To explore a possible mechanism on the enhanced bone regeneration in the radial topographical cues, we investigated interaction between the cells and radial topographical scaffolds in terms of cellular migration and growth factor secretion. To generate a cell-free area on the PCL scaffolds for the cell migration assays, PDMS sheets (5 mm in diameter) were placed as a mask at the center of the PCL scaffolds (Fig. 4a). We then mimicked the in vivo process of bone repair in the calvaria defects using the in vitro migration assays. After MG-63 cells were seeded and the PDMS sheets removed, cells were allowed to migrate toward the empty area at the center of the PCL scaffolds for 24 h. The orientation of the MG-63 cells at 24 h was then evaluated by phalloidin staining (Fig. 4a). Interestingly, the cells on the radial patterned PCL scaffolds exhibited aligned morphologies arranged along the orientation of the radial topography. In contrast, there was no alignment of the cells on the flat PCL scaffolds. Quantification of the cell alignment on the radial topography showed that 85% of the cells were affected by topographical cues and aligned along the orientation of the radial topography (Fig. 4b). Quantification of cell migration was also analyzed for the flat and radial topographies (Fig. 4c). The results showed enhanced migratory behaviors of cells grown on the radial topography compared to those grown on the flat topography. The migration distance (280 μm) and migration velocity (29 μm/h) of cells grown on the radial topography were higher than those of cells grown on the flat topography (115 μm and 12 μm/h, respectively) (Fig. 4d). Similarly, the cell-free area was determined after cell migration for 24 h. Migrating cells covered 55% of the area the on the radial topography, whereas only 12% of the area was covered by cells on the flat topography. To verify whether the radial topography could affect cellular function (e.g., proliferation and differentiation), migration-related signaling, and focal adhesion-related signaling, the expression of ERK and FAK was investigated [17, 28, 42]. The ERK and FAK protein levels were evaluated by western blotting. The results revealed upregulation of ERK and FAK in cells cultured on the radial patterned scaffolds compared to that in cells cultured on the flat patterned scaffolds (Fig. 4e).

Fig. 4
figure4

Alignment of cells on micro-topographically defined PCL-based scaffolds during in vitro cellular migration. a F-actin staining of migrating cells (phalloidin staining, red). The right image shows an enlarged image of the area in the yellow square. Scale bars = 100 μm. b Quantitative analysis of the cell alignment by determining the angles between the F-actin-stained cells and the direction of microgrooves, r = Percentage of cell orientation (%) / θ = Angle between F-actin and micropattern (°) (c) Cell migration distances on the flat and radial topographical surfaces after 24 h (N = 15). d Quantitative analysis of cell migration distance, velocity, and covered area (N = 15). e Western blot analysis and quantification of FAK and ERK expression levels in osteoblasts cultured on the flat and radial topographical surfaces for 2 d. f Quantification of the protein expression of the growth factor and cytokine arrays (N = 3)

Next, the secretion of growth factor from osteoblast like cells was analyzed from cells cultured on the radially topography.

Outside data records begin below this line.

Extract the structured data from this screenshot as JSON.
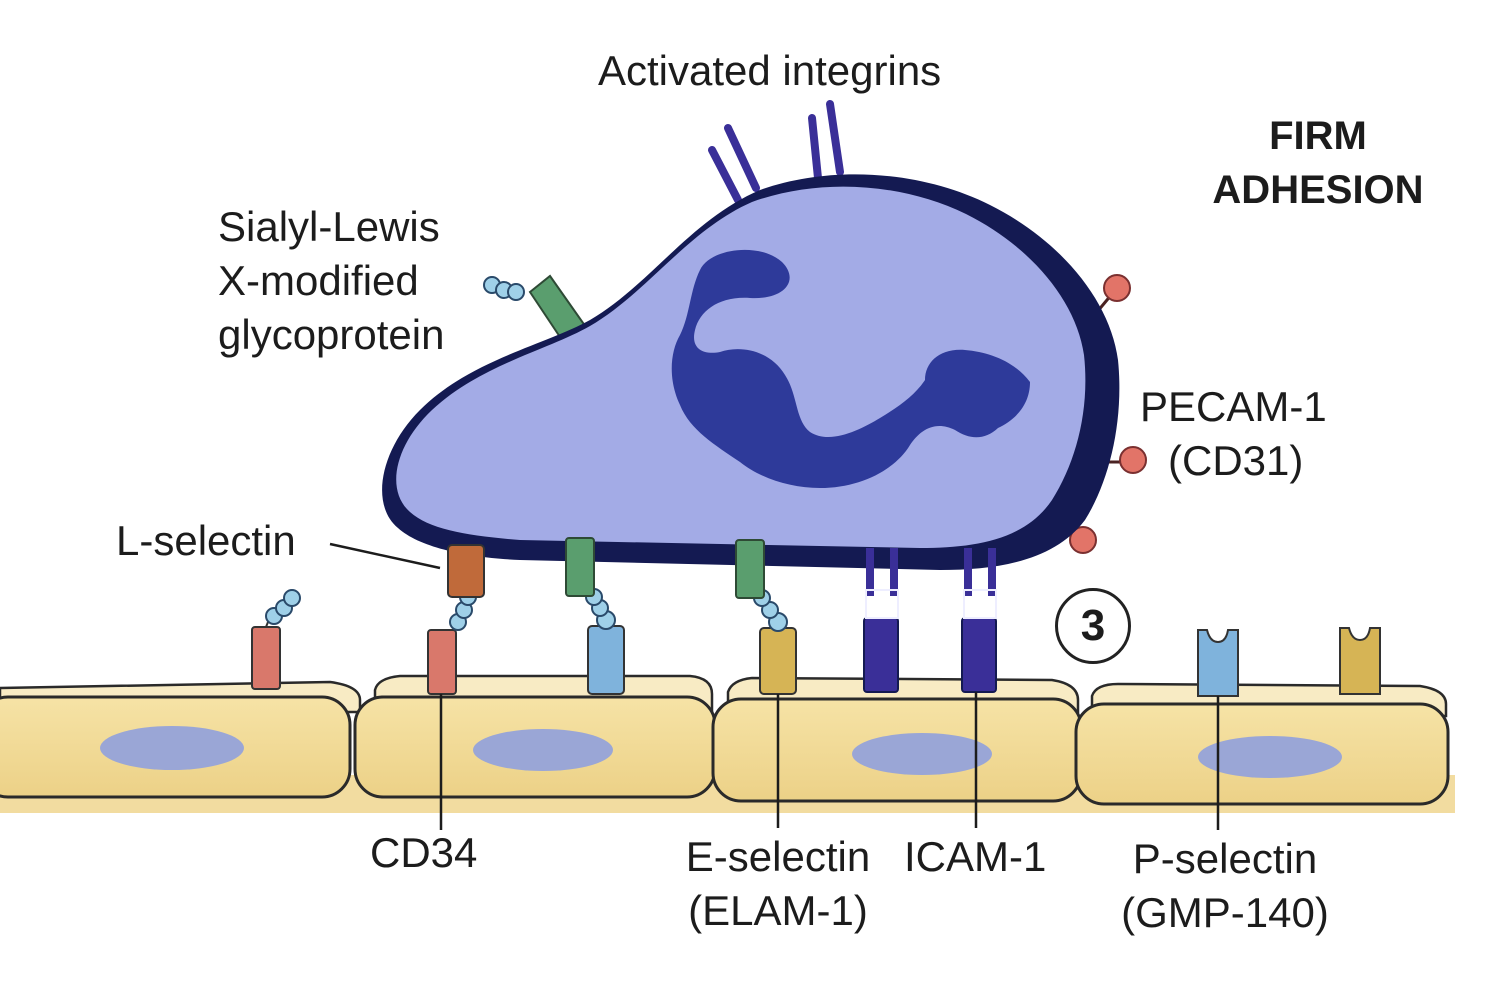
{
  "labels": {
    "activated_integrins": "Activated integrins",
    "firm_adhesion_1": "FIRM",
    "firm_adhesion_2": "ADHESION",
    "sialyl_1": "Sialyl-Lewis",
    "sialyl_2": "X-modified",
    "sialyl_3": "glycoprotein",
    "pecam_1": "PECAM-1",
    "pecam_2": "(CD31)",
    "l_selectin": "L-selectin",
    "cd34": "CD34",
    "e_selectin_1": "E-selectin",
    "e_selectin_2": "(ELAM-1)",
    "icam_1": "ICAM-1",
    "p_selectin_1": "P-selectin",
    "p_selectin_2": "(GMP-140)",
    "step_number": "3"
  },
  "colors": {
    "leukocyte_body": "#a3abe6",
    "leukocyte_outline": "#141a52",
    "nucleus": "#2e3a9a",
    "integrin": "#3a2f98",
    "endothelium": "#f0d98c",
    "endothelium_top": "#f7e6b2",
    "endothelial_nucleus": "#9aa6d6",
    "pecam": "#e27468",
    "cd34_marker": "#d9786b",
    "l_selectin_marker": "#c06a3a",
    "sialyl_glycoprotein": "#5a9e6e",
    "e_selectin_marker": "#d6b455",
    "p_selectin_marker": "#7fb3dc",
    "carbohydrate_bead": "#9fd0e8"
  }
}
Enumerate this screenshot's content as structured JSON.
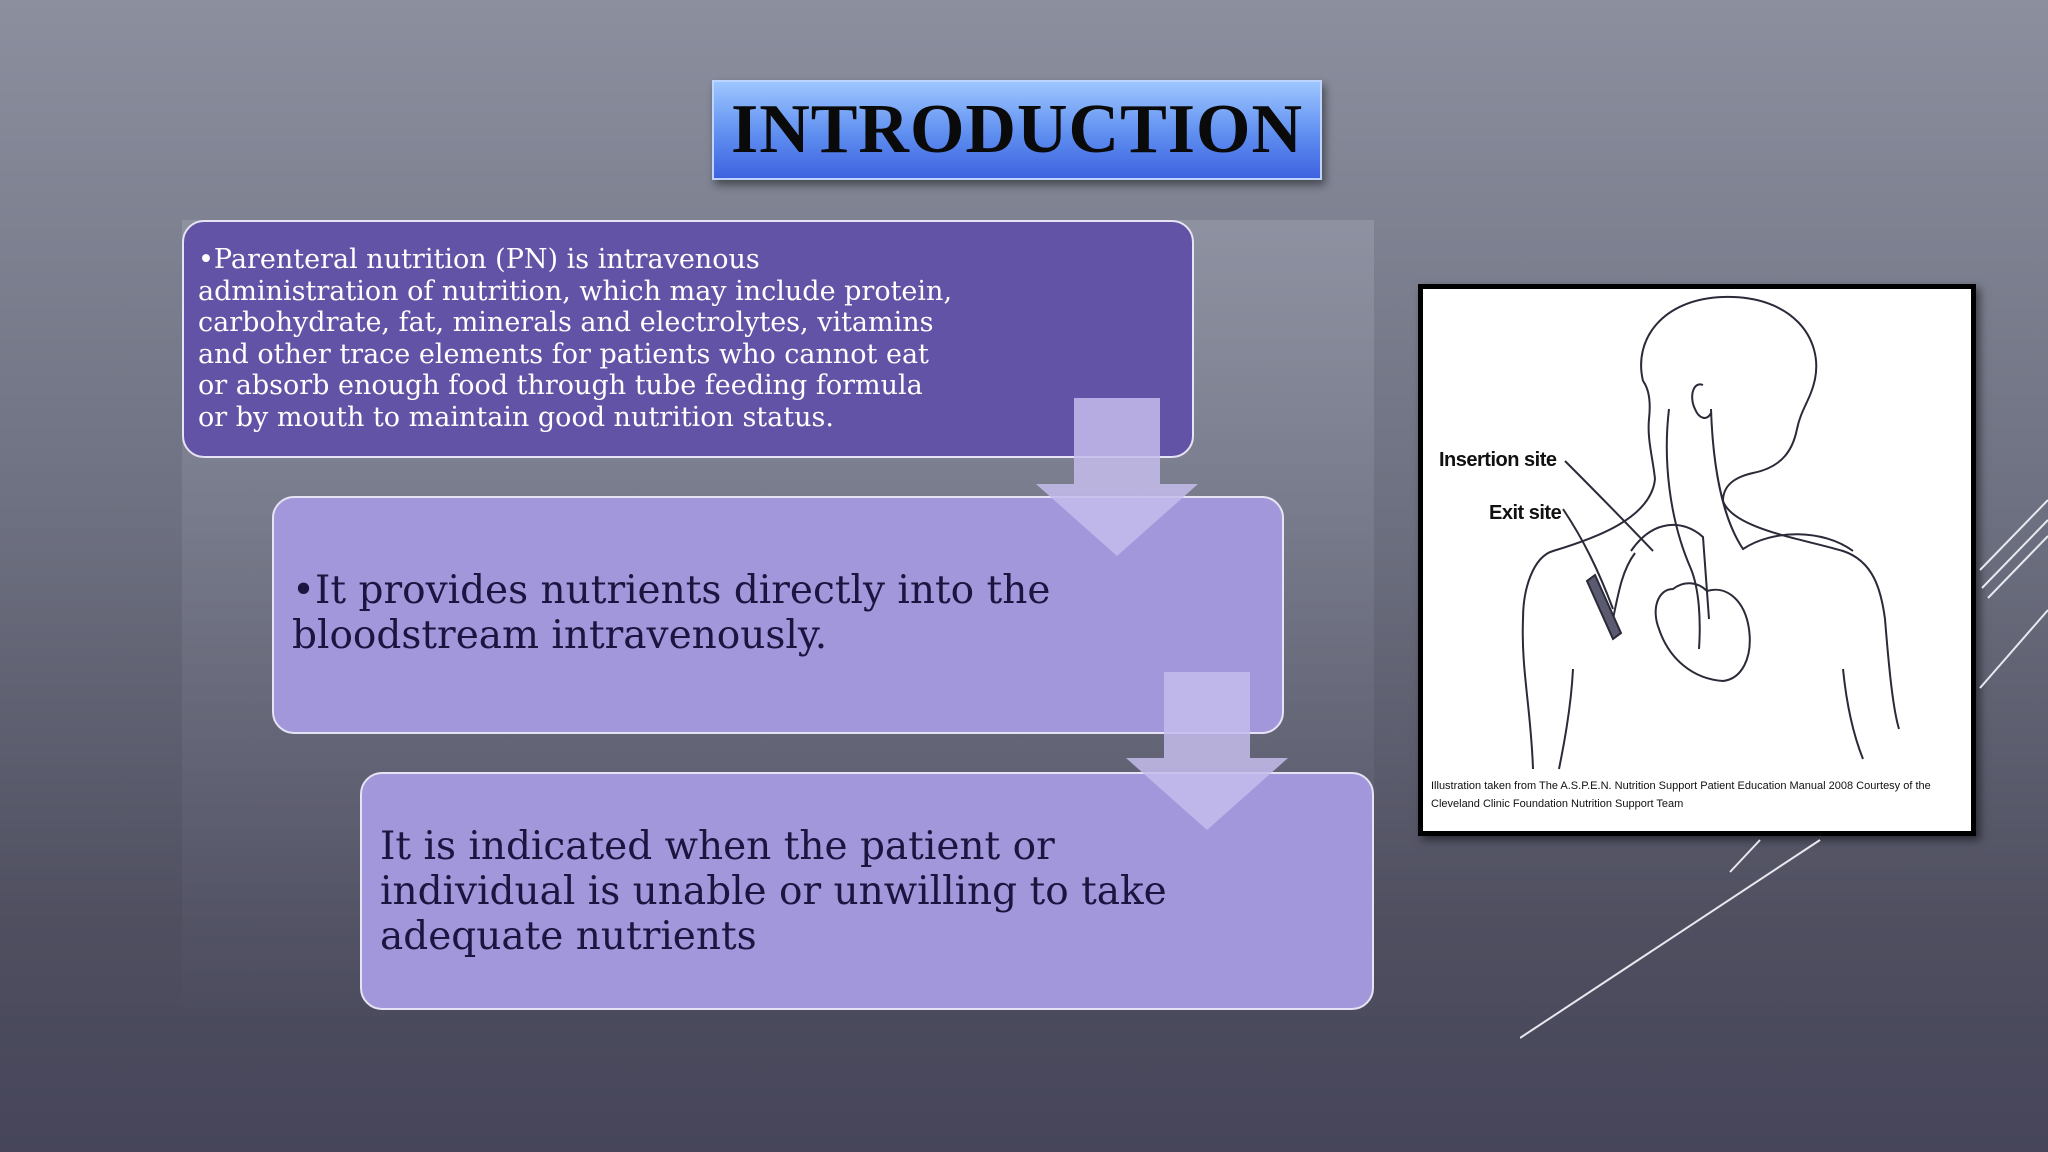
{
  "slide": {
    "title": "INTRODUCTION",
    "steps": [
      {
        "text": "•Parenteral nutrition (PN) is intravenous administration of nutrition, which may include protein, carbohydrate, fat, minerals and electrolytes, vitamins and other trace elements for patients who cannot eat or absorb enough food through tube feeding formula or by mouth to maintain good nutrition status."
      },
      {
        "text": "•It provides nutrients directly into the bloodstream intravenously."
      },
      {
        "text": "It is indicated when the patient or individual is unable or unwilling to take adequate nutrients"
      }
    ],
    "illustration": {
      "label_insertion": "Insertion site",
      "label_exit": "Exit site",
      "caption": "Illustration taken from The A.S.P.E.N. Nutrition Support Patient Education Manual 2008 Courtesy of the Cleveland Clinic Foundation Nutrition Support Team"
    }
  },
  "colors": {
    "step1_fill": "#6353a6",
    "step_fill": "#a397dc",
    "arrow_fill": "#c4bcec",
    "title_gradient_top": "#9ec6ff",
    "title_gradient_bottom": "#3f63e0"
  }
}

The osteoblast like cells on the radially topography secreted higher levels of growth factors such as basic fibroblast growth factor (bFGF), bone morphogenetic protein-4 (BMP-4), bone morphogenetic protein-7 (BMP-7), epidermal growth factor (EGF), epidermal growth factor receptor (EGFR), fibroblast growth factor-4 (FGF-4), fibroblast growth factor-7 (FGF-7), glia cell-derived neurotrophic factor (GDNF), hepatocyte growth factor (HGF), osteoprotegerin (OPG), transforming growth factor alpha, beta1, and beta3 (TGF α, TGF β1 and TGF β3) and insulin-like growth factor 1(IGF-1) compared to flat topography (Fig. 4f).

Discussion

An ideal construct for treating large critical-sized bone defects should provide environments that enable complex living systems to mimic the natural healing process, such as topographical cues, mechanical properties, and chemical molecules [1]. Many studies have attempted to treat large critical-sized bone defects; however, very few clinical applications are available due to the limitations of materials and low functionality of the platforms [11, 43,44,45,46]. For the development of successful clinical applications, an understanding and consideration of transplantable scaffolds is necessary. The transplantable scaffold should be designed to allow the control of the mechanical properties, architectures, structures, biodegradability, and biocompatibility of the scaffold to enable the functional regeneration of the tissues. Based on these key considerations for designing a transplantable scaffold, we developed a topographically defined transplantable PCL-based scaffold to treat critical-sized bone defects considering three major factors, i.e., (i) topographical cues, (ii) suitable mechanical properties, and (iii) biodegradability and biocompatibility.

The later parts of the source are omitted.